Even the famously private family that owns the Mars Corporation has recently
popped its head over the parapet to talk openly about the way it runs the
chocolate-to-pet-food giant with annual sales of $35bn.
'Whatever it takes'
Mars Corporation chairman Stephen Badger admits things are different now.
"We've never felt the need to be public but times have changed," he said.
"The talent [employees] really want to know what the company they work for,
stands for.
"Equally important is that the magnitude of the challenges facing the world -
climate change, poverty, biodiversity loss - these are issues that we care
deeply about.
"We've got less than 10 years to get this right - incremental change is not
enough. We are prepared to spend serious money on this and if that means lower
profits, so be it. Whatever it takes to get the job done,"
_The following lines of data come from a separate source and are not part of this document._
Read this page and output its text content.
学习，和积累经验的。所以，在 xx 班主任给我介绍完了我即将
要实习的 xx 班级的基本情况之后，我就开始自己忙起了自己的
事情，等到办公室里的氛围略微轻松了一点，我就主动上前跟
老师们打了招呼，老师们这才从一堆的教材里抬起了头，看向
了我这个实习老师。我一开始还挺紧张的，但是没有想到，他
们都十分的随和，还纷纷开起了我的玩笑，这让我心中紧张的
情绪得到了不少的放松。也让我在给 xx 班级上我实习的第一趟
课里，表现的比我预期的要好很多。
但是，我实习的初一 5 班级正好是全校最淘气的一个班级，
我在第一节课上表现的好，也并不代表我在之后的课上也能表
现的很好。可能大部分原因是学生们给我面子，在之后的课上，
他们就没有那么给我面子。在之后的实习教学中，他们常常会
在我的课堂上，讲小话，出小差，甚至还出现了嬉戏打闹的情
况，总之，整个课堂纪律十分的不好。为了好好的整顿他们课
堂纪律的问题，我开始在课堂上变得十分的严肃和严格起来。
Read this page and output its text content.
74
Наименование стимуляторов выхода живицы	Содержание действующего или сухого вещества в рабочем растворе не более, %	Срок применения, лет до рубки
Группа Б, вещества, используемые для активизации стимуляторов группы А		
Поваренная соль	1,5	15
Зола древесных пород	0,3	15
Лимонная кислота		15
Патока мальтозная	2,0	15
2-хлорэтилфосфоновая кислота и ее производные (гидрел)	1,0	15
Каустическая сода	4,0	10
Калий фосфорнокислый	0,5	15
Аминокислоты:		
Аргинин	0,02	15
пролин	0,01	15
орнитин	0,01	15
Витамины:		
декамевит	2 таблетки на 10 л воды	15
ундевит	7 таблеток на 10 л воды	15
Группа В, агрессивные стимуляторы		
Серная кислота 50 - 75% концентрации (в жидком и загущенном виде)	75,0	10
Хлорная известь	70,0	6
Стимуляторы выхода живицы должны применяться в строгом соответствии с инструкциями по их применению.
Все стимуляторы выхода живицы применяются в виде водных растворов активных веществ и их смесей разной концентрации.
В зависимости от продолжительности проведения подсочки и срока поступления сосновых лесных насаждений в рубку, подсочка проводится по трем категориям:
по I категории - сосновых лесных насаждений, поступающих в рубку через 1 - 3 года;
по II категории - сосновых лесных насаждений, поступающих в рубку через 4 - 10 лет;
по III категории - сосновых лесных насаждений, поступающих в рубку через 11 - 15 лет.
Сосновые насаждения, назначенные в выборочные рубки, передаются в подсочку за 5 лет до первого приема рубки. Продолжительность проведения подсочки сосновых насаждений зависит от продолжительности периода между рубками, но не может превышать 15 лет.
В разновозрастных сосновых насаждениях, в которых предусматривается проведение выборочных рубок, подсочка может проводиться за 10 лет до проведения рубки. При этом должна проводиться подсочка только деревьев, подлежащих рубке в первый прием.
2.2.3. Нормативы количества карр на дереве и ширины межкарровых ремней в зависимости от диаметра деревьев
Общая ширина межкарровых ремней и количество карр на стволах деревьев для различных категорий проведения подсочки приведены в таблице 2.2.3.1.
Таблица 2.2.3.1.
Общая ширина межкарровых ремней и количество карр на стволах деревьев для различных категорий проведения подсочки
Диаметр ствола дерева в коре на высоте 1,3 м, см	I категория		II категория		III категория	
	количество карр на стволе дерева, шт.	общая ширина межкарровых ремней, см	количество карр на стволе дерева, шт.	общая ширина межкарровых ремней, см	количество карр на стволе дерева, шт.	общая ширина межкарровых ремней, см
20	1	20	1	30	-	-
The challenge to companies is threefold. Staff who want to believe in the
company they work for, consumers who may boycott the products of companies that
don't get it and, of course, politicians who may legislate, tax or nationalise
them out of existence.
Do the right thing?
But we should be cautious about announcing the death of shareholder power.
Unilever - the Anglo-Dutch makers of Marmite, PG Tips and 400 other consumer
brands - has long been admired for its enlightened approach to its societal
impact. In 2017, it received a surprise takeover bid from Kraft Heinz.
Its response was to accelerate the sale of some businesses, increase its
dividend, cut costs by 12%, raise the amount of debt in the company and give a
further 5bn to shareholders through share buybacks. Steps the then chief
executive, Paul Polman, now says he would rather not have taken.
"Feel free to be responsible - but don't be complacent about the interests of
your owners" was the clear message and lesson learned.
Alan Jope, the current Unilever chief executive,, told the BBC that its focus
on doing right by society and the environment was not out of fear of
nationalisation, taxation or regulation, but out of fear that its products
would be shunned by a new generation of consumers unless they got this stuff
right.
Is that doing the right thing for the wrong reason? Not really. Does it matter
if it is? Probably not.
Unilever's Mr Jope did have a supportive message for the Labour Party. When
asked if he supported company law changes to discourage firms from placing
shareholders above others, he gave a clipped and clear response: "Yep."
One thing is certain. No matter who wins the UK election, you can expect to
hear the word "purpose" a lot in the next few years.